Always with the future when it comes to Tesla.
Just you wait, it will be sentient soon and just after that it will turn into a time machine.
Lets ignore the facts at hand.

FSD beta / AP traffic control don't blindly mimick. That's completely wrong.

Tesla uses maps as a guide, once they're at the location, the perception will confirm the presence of traffic controls / lanes / road markings / etc. Karpathy talked about this during his description of the stop sign feature.

Starts 27:00 here:


Its not just a guide it follows the driveable path laid out before. Without a driveable path it fails miserably.
Not only that, but FSD Beta will stop without the presence of traffic control as long as the map has a traffic control (lights or stop sign).

I could go on and on.
Hence the wording 'blindly mimicking' as verygreen said.
A glorified path following train.
 
Talking about what a system currently does (C++ driving policy), and assuming that's what it's going to do in the future, is tenuous.
One would think there will always be some traditional C++ "software 1.0" style code even many iterations later as that code is what passes data into the neural network to evaluate and get outputs. AlphaZero style AIs have traditional code to aggregate neural network value and policy predictions to do even better by having the network evaluate potential future positions. Similarly FSD beta uses traditional code to decide which predictions to use, e.g., pick a path towards the right for an upcoming turn, or ignore, e.g., don't drive through a traffic calming island even though the network believes driving straight is the most common behavior.

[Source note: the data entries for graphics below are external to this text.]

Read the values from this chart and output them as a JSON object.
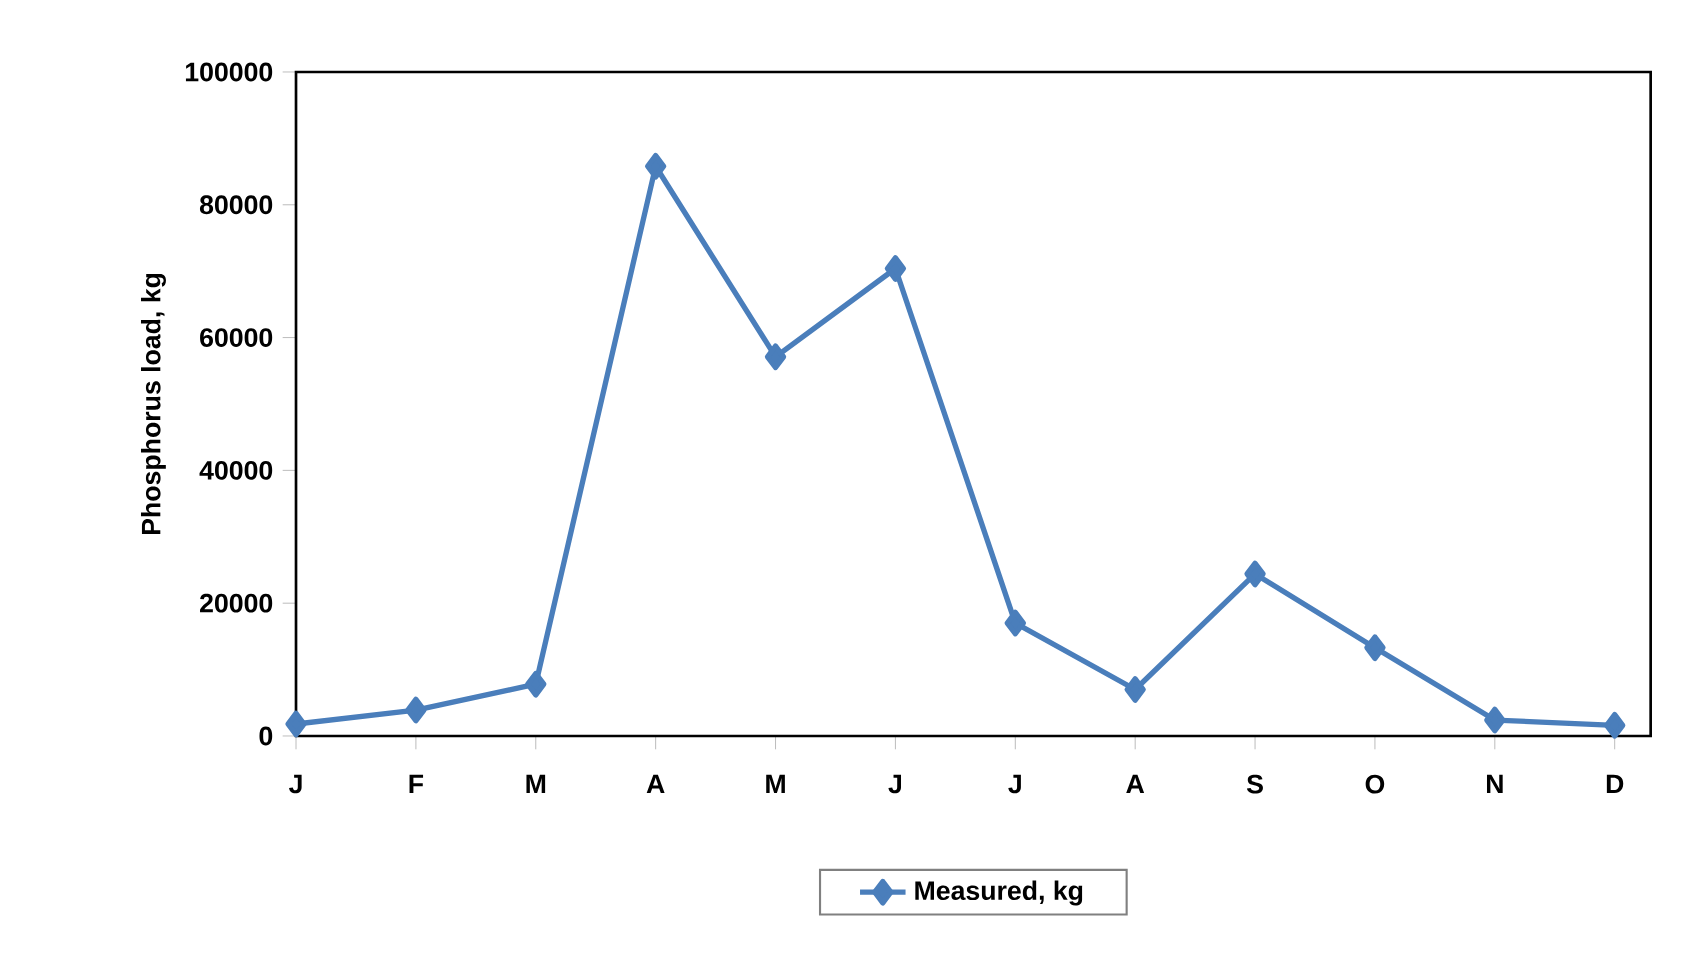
{
  "chart_data": {
    "type": "line",
    "ylabel": "Phosphorus load, kg",
    "categories": [
      "J",
      "F",
      "M",
      "A",
      "M",
      "J",
      "J",
      "A",
      "S",
      "O",
      "N",
      "D"
    ],
    "series": [
      {
        "name": "Measured, kg",
        "color": "#4a7ebb",
        "values": [
          1800,
          3900,
          7800,
          85800,
          57100,
          70400,
          17000,
          7000,
          24400,
          13300,
          2400,
          1600
        ]
      }
    ],
    "ylim": [
      0,
      100000
    ],
    "yticks": [
      0,
      20000,
      40000,
      60000,
      80000,
      100000
    ],
    "grid": false,
    "legend": "bottom",
    "marker": "diamond",
    "line_style": "solid"
  }
}
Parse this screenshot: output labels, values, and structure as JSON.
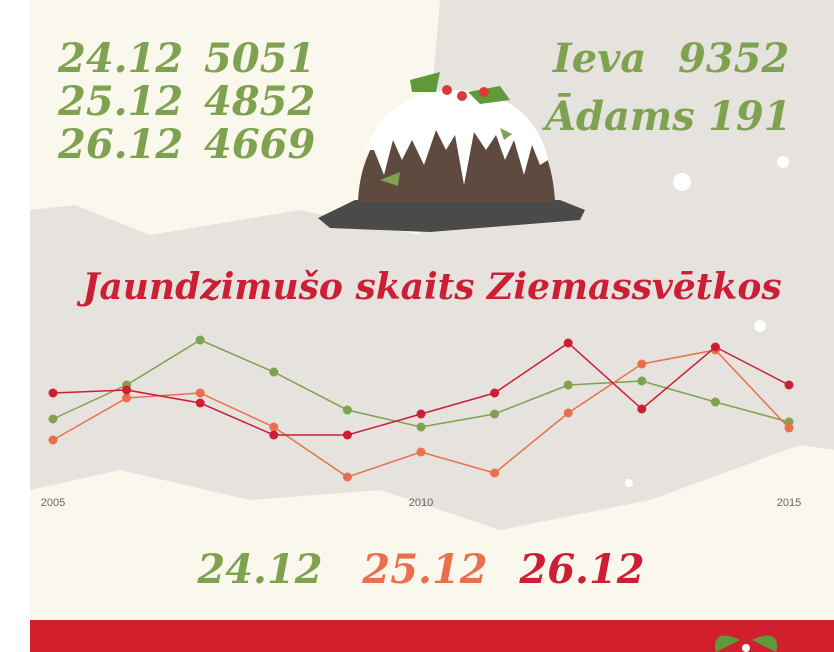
{
  "stats": [
    {
      "date": "24.12",
      "count": "5051"
    },
    {
      "date": "25.12",
      "count": "4852"
    },
    {
      "date": "26.12",
      "count": "4669"
    }
  ],
  "names": [
    {
      "name": "Ieva",
      "count": "9352"
    },
    {
      "name": "Ādams",
      "count": "191"
    }
  ],
  "chart_data": {
    "type": "line",
    "title": "Jaundzimušo skaits Ziemassvētkos",
    "x": [
      2005,
      2006,
      2007,
      2008,
      2009,
      2010,
      2011,
      2012,
      2013,
      2014,
      2015
    ],
    "xlim": [
      2005,
      2015
    ],
    "xticks": [
      2005,
      2010,
      2015
    ],
    "ylim": [
      400,
      580
    ],
    "series": [
      {
        "name": "24.12",
        "color": "#7ea24f",
        "values": [
          481,
          515,
          560,
          528,
          490,
          473,
          486,
          515,
          519,
          498,
          478
        ]
      },
      {
        "name": "25.12",
        "color": "#e8704c",
        "values": [
          460,
          502,
          507,
          473,
          423,
          448,
          427,
          487,
          536,
          550,
          472
        ]
      },
      {
        "name": "26.12",
        "color": "#cc1f36",
        "values": [
          507,
          510,
          497,
          465,
          465,
          486,
          507,
          557,
          491,
          553,
          515
        ]
      }
    ]
  }
}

MuZero is AlphaZero's successor and reduced even more of the traditional software that would have provided truth of what can happen in potential future states (e.g., whether a move is allowed), and there the neural network became much larger and learned to predict how various games (Go, Chess, Atari) would behave when doing certain actions. But even then, there was still traditional code to decide how to aggregate the various predictions and do the decided action, e.g., move a piece or steer or accelerate. People have speculated more "end-to-end" training of Autopilot neural networks where the neural network gets sensor and other inputs and directly decides steering and acceleration, and that presumably would replace a lot of traditional software, but that is most likely quite some time away.

From watching FSD beta videos, it's pretty clear to me that there's plenty of of traditional code for current & upcoming lane selection behavior, but how it gets into or "stays" in a lane (e.g., avoiding objects) is primarily neural network predictions as suggested by the wobbly path visualization.

One would expect Autopilot to move more of the lane selection behavior into the neural network especially in situations that are misbehaving due to incorrect map data, but indeed we have no insights into when that would happen and even when it does, how much is still left as traditional code.